Evilest: A Unified Pipeline
Having these two building blocks, we can now assemble a full app that could key-log. A potential attack vector might look something like this:
Unsuspecting user downloads “Evil Flappy”, an app where they have to tap on the screen mindlessly to advance some objective. During this tapping, the app uses transfer learning to tailor the model to the user and test its own predictive capacity. Once the app detects it has sufficient accuracy, it lets the user win and prompts them to log into Facebook (or any other social network) to share their high score. At this point, the app will be sent to the background, where it can begin key logging the known process: type in a password and press log-in.
In order to do this, the app collects accelerometer and gyroscope data, and then either analyze it locally or sends it to a server for analysis. Whether it’s happening locally or remotely, a sliding window can be run over the data to detect when taps happen, and, if one did, where that tap occurred.
The accuracy of this attack could be increased by using a Markov model over what letters might follow other letters in user’s passwords, replacing the neural network to predict letters instead of location (thus giving us the probability it is each individual letter and allowing us to create some kind of Kalman filter over all possible potential passwords), or asking the user to input their password multiple times and building a statistical model to integrate the multiple inputs.

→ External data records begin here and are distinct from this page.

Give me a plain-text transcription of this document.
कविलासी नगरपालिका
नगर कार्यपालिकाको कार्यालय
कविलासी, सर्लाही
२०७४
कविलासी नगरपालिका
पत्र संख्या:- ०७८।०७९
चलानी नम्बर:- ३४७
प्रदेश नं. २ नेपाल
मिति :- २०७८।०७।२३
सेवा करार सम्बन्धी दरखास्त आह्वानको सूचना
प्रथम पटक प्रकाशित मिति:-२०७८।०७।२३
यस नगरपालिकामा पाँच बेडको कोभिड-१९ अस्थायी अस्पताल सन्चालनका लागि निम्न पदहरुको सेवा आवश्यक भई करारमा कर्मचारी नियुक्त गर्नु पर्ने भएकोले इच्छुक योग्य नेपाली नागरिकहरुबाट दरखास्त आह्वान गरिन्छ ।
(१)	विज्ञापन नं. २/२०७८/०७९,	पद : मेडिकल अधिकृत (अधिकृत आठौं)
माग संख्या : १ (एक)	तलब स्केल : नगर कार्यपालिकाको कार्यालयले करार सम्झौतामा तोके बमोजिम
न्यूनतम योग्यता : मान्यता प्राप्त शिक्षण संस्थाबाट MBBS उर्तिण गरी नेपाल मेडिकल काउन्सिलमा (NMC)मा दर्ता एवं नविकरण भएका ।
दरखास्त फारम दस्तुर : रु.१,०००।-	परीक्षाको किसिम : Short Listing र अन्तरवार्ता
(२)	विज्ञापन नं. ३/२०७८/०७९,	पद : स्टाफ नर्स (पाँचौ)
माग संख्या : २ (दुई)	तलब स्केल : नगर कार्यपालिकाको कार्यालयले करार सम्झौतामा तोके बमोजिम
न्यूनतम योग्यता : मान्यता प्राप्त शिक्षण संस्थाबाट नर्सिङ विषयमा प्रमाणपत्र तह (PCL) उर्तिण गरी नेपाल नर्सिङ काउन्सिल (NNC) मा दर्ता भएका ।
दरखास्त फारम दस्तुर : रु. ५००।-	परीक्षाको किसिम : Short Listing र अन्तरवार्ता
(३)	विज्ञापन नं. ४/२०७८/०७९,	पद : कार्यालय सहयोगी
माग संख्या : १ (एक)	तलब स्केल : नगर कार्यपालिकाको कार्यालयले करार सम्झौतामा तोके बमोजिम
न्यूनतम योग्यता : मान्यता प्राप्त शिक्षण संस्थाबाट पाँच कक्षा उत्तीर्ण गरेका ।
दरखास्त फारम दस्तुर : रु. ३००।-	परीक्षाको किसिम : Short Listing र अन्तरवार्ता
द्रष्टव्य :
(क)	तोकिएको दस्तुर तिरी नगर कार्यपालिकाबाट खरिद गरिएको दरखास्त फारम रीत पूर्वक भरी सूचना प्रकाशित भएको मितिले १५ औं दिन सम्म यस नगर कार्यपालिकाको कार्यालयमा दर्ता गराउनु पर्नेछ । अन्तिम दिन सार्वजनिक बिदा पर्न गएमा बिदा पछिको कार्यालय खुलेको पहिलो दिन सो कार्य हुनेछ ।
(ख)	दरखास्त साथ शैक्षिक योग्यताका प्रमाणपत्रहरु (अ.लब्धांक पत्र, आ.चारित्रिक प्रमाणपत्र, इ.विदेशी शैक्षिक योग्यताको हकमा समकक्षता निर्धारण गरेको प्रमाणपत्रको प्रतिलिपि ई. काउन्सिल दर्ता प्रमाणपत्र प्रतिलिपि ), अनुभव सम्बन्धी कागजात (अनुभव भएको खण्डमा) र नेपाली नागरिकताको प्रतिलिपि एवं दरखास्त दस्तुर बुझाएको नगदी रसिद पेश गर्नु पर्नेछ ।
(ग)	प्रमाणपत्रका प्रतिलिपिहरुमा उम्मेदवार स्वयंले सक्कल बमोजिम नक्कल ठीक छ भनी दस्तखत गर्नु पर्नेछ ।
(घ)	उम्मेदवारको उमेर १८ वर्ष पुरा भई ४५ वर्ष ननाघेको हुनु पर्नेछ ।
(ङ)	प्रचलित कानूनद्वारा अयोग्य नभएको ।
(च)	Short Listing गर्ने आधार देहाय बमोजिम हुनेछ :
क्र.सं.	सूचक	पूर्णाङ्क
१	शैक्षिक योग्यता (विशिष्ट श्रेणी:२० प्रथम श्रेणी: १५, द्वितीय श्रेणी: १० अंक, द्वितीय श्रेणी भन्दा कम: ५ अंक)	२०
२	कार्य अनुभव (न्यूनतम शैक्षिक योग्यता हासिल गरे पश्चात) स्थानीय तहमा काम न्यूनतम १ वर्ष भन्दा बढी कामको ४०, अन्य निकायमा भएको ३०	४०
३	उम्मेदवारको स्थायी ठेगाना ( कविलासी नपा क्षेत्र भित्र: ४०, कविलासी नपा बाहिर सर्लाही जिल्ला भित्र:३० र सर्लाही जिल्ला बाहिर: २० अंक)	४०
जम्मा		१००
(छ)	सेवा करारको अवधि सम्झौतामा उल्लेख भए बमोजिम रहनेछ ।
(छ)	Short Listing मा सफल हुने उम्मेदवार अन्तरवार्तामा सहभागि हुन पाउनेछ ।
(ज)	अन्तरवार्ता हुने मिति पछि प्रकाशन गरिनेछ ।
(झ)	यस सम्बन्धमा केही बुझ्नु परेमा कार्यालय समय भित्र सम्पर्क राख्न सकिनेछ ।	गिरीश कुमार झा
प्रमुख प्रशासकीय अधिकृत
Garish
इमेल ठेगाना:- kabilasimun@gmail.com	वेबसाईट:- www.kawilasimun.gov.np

Some potential fixes that smartphone operating systems manufacturers could implement are: requiring permissions to access the accelerometer / gyroscope, fuzzing the data from those sensors while typing into password sensitive fields, or simply downsampling the rate at which apps can read those sensors while running in the background.
General Lessons about Data Science and Machine Learning
Throughout this project, we found ourselves grappling with a problem that’s not super intuitive and with too much data to analyze by hand. Lessons learned are:
(1) Start small, scale up.
(2) Visualize regularly.
(3) Aggregate statistics don’t necessarily tell the whole story, make sure you’re choosing correctly.